Da Omero fino a Melville, Conrad e Hemingway il mare è sempre stato una miniera di storie e leggende. Una delle più inquietanti è quella del calamaro gigante. Pare sia nata nel Seicento tra i marinai scandinavi, che lo chiamarono kraken. Poi, nel 1861, una corvetta francese, al largo delle Canarie, ne avvistò uno e tentò di catturarlo. L’avevano quasi tirato a bordo, ma il mostro di sei metri si divincolò e sulla nave rimase solo una pinna di 16 chili.

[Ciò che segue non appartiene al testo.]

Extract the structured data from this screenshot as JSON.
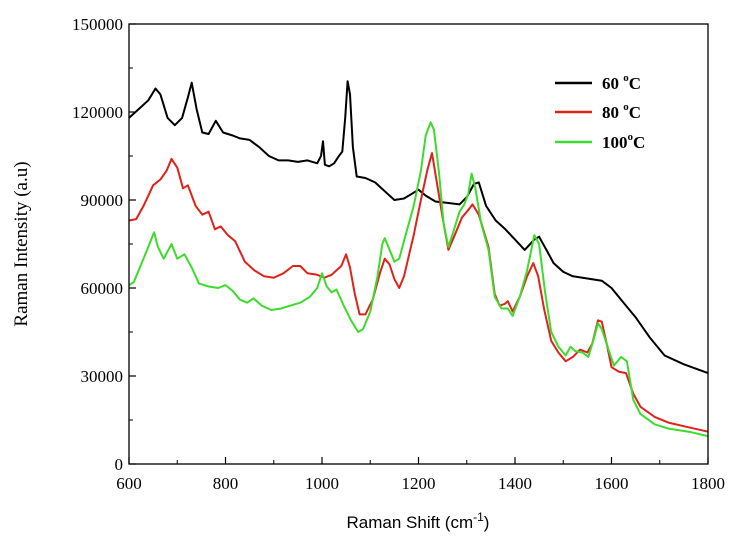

Qualche anno dopo Julius Verne, che per contratto doveva scrivere tre romanzi l’anno ed era a corto di idee, ricordò la notizia e ne uscì uno degli episodi celebri di Ventimila leghe sotto i mari. «Davanti ai miei occhi apparve un mostro orribile, degno di essere raffigurato nelle leggende del fantastico». Il Mesonychoteuthis hamiltoni fu classificato solo nel 1925; il più grande esemplare conosciuto è in un museo neozelandese e pesa 495 chili.

Novembre è un mese ottimo per i calamari del mediterraneo. Lasciate stare quelli giganti e optate per quelli intorno al chilo, freschi ovviamente. Sono un po’ cari, ma una volta ogni tanto una bella frittura riconcilia col mondo. Farla in casa è facile; il calamaro fresco lo riconoscete (oltre che dal prezzo) dall’odore: mare, non ammoniaca; e dalla consistenza soda. Buone forbici, farina di semola, tanto olio bollente, poco affollamento e pochi minuti.

Al ristorante è più difficile. Se il cuoco vi dice che li ha freschi, potete accertarvi che non menta con un trucco. Non ordinate subito la frittura e chiedete di portarvene uno crudo, tagliato a listerelle con poco sale, olio e limone. Se è veramente fresco lo troverete profumato, sodo e allo stesso tempo tenero, né sfatto né gommoso. Solo allora, fatti i complimenti al cuoco, direte che vi è venuta una voglia irrefrenabile di frittura.